“I guess I have. I need some honest persons to look after me. Well, maybe I’ll get them, after this affair is over.”
Accompanied by Tom and Mr. Boise the doctor went back home, to “clear the rascals out,” as he expressed it several times, on the ride to the Back Bay district.
CHAPTER XXIV
THE FLIGHT
“Suppose we should be too late,” suggested the doctor, as they neared the house.
“I think we will be in time,” replied Mr. Boise. “Of course Mrs. Sandow may become suspicious over what happened while Tom was there, and she may inform her husband. But they can do little now.”
“Can we get back what they have already taken?” inquired the physician. “I am not overly fond of money, in fact all I use it for is to buy books, but I do not like to be robbed and cheated, especially by those whom I have befriended. When my brother died I told his widow she could live with me as my housekeeper. Then, when she got married again, I still allowed her and her husband to live in my house.

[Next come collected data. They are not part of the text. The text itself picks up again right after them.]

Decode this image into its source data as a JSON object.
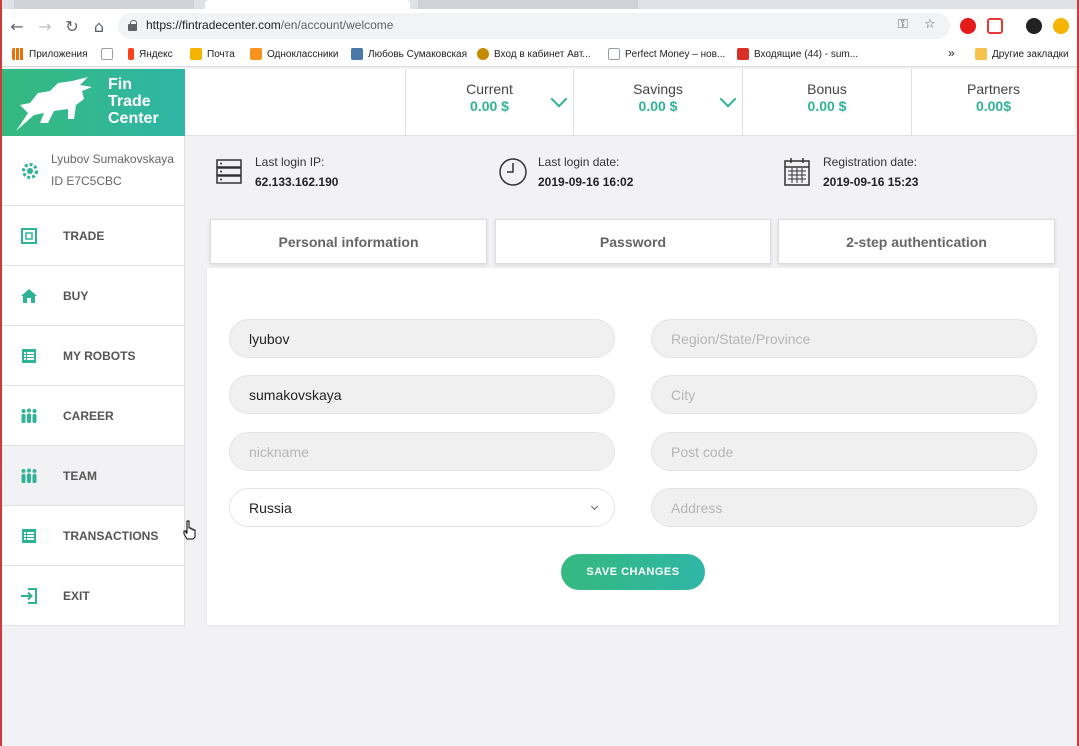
{
  "browser": {
    "url_host": "https://fintradecenter.com",
    "url_path": "/en/account/welcome",
    "bookmarks": [
      {
        "label": "Приложения",
        "color": "#e8710a"
      },
      {
        "label": "",
        "color": "#9aa0a6"
      },
      {
        "label": "Яндекс",
        "color": "#fc3f1d"
      },
      {
        "label": "Почта",
        "color": "#f4b400"
      },
      {
        "label": "Одноклассники",
        "color": "#f7931e"
      },
      {
        "label": "Любовь Сумаковская",
        "color": "#4a76a8"
      },
      {
        "label": "Вход в кабинет Авт...",
        "color": "#c58b00"
      },
      {
        "label": "Perfect Money – нов...",
        "color": "#9aa0a6"
      },
      {
        "label": "Входящие (44) - sum...",
        "color": "#d93025"
      }
    ],
    "bookmarks_more": "»",
    "other_bookmarks": "Другие закладки"
  },
  "brand": {
    "logo_lines": [
      "Fin",
      "Trade",
      "Center"
    ],
    "accent": "#2fb396"
  },
  "balances": [
    {
      "label": "Current",
      "value": "0.00 $",
      "dropdown": true
    },
    {
      "label": "Savings",
      "value": "0.00 $",
      "dropdown": true
    },
    {
      "label": "Bonus",
      "value": "0.00 $",
      "dropdown": false
    },
    {
      "label": "Partners",
      "value": "0.00$",
      "dropdown": false
    }
  ],
  "user": {
    "name": "Lyubov Sumakovskaya",
    "id": "ID E7C5CBC"
  },
  "nav": [
    {
      "label": "TRADE",
      "icon": "trade-icon"
    },
    {
      "label": "BUY",
      "icon": "home-icon"
    },
    {
      "label": "MY ROBOTS",
      "icon": "list-icon"
    },
    {
      "label": "CAREER",
      "icon": "people-icon"
    },
    {
      "label": "TEAM",
      "icon": "people-icon",
      "active": true
    },
    {
      "label": "TRANSACTIONS",
      "icon": "list-icon"
    },
    {
      "label": "EXIT",
      "icon": "exit-icon"
    }
  ],
  "info": {
    "ip_label": "Last login IP:",
    "ip_value": "62.133.162.190",
    "date_label": "Last login date:",
    "date_value": "2019-09-16 16:02",
    "reg_label": "Registration date:",
    "reg_value": "2019-09-16 15:23"
  },
  "tabs": [
    "Personal information",
    "Password",
    "2-step authentication"
  ],
  "form": {
    "first_name": "lyubov",
    "last_name": "sumakovskaya",
    "nickname_placeholder": "nickname",
    "country": "Russia",
    "region_placeholder": "Region/State/Province",
    "city_placeholder": "City",
    "postcode_placeholder": "Post code",
    "address_placeholder": "Address",
    "save_label": "SAVE CHANGES"
  }
}
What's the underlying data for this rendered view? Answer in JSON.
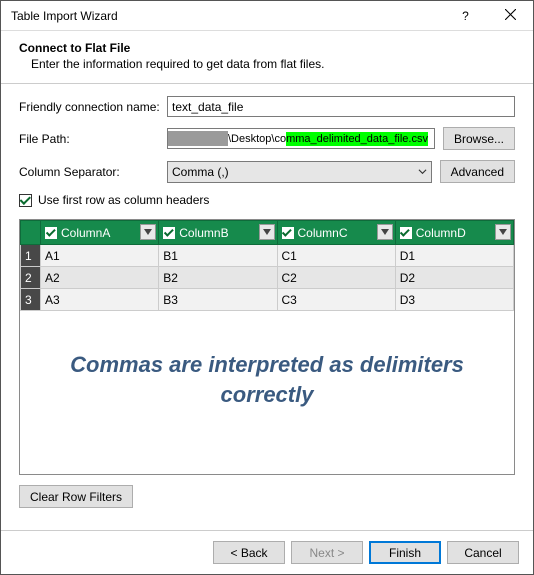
{
  "window": {
    "title": "Table Import Wizard"
  },
  "header": {
    "title": "Connect to Flat File",
    "subtitle": "Enter the information required to get data from flat files."
  },
  "form": {
    "friendly_name_label": "Friendly connection name:",
    "friendly_name_value": "text_data_file",
    "file_path_label": "File Path:",
    "file_path_prefix": "\\Desktop\\co",
    "file_path_highlight": "mma_delimited_data_file.csv",
    "browse_label": "Browse...",
    "column_separator_label": "Column Separator:",
    "column_separator_value": "Comma (,)",
    "advanced_label": "Advanced",
    "use_first_row_label": "Use first row as column headers",
    "use_first_row_checked": true
  },
  "grid": {
    "columns": [
      "ColumnA",
      "ColumnB",
      "ColumnC",
      "ColumnD"
    ],
    "rows": [
      [
        "A1",
        "B1",
        "C1",
        "D1"
      ],
      [
        "A2",
        "B2",
        "C2",
        "D2"
      ],
      [
        "A3",
        "B3",
        "C3",
        "D3"
      ]
    ]
  },
  "annotation": {
    "text": "Commas are interpreted as delimiters correctly"
  },
  "buttons": {
    "clear_filters": "Clear Row Filters",
    "back": "< Back",
    "next": "Next >",
    "finish": "Finish",
    "cancel": "Cancel"
  }
}
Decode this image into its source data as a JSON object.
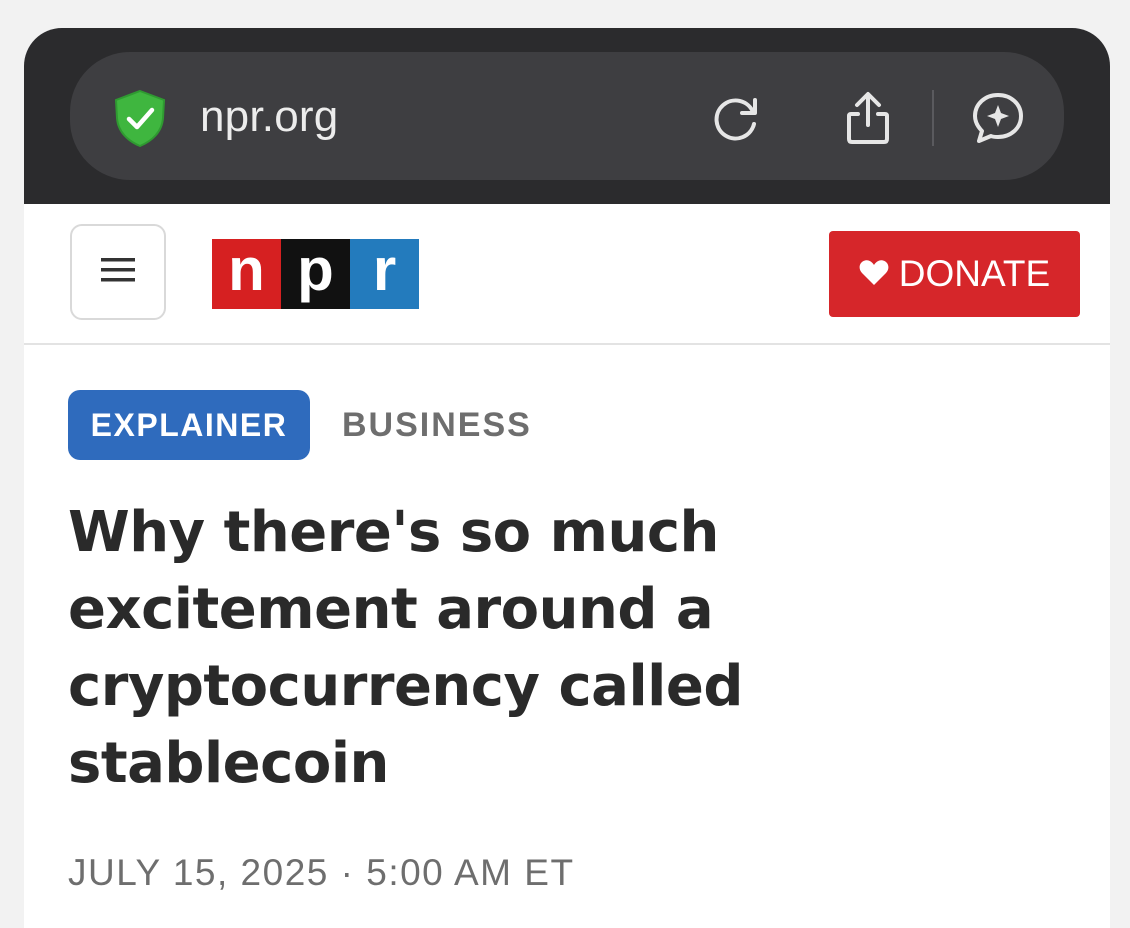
{
  "browser": {
    "url": "npr.org",
    "icons": {
      "security": "shield-check-icon",
      "reload": "reload-icon",
      "share": "share-icon",
      "assistant": "ai-chat-icon"
    }
  },
  "header": {
    "menu_icon": "hamburger-menu-icon",
    "logo_letters": [
      "n",
      "p",
      "r"
    ],
    "logo_colors": [
      "#d62021",
      "#111111",
      "#237bbd"
    ],
    "donate_label": "DONATE",
    "donate_icon": "heart-icon",
    "donate_color": "#d6262a"
  },
  "article": {
    "badge": "EXPLAINER",
    "badge_color": "#2f6bbd",
    "section": "BUSINESS",
    "headline": "Why there's so much excitement around a cryptocurrency called stablecoin",
    "dateline": "JULY 15, 2025 · 5:00 AM ET"
  }
}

And this is the way they have repaid me!”
“I fancy we will be able to make them give up their ill-gotten spoils,” remarked the lawyer. “But we must first catch them.”
“You say one of your partners was mixed in with Sandow in the game?” asked Dr. Spidderkins.
“Yes; I am sorry to say Mr. Cutler seems to be involved. Without his aid Barton Sandow could not have done what he has. But I shall deal with him, and also with a man named Leeth, who aided him and Sandow.”
“I was just wondering if perhaps that Cutler might not suspect something, and give the Sandows warning,” suggested the doctor.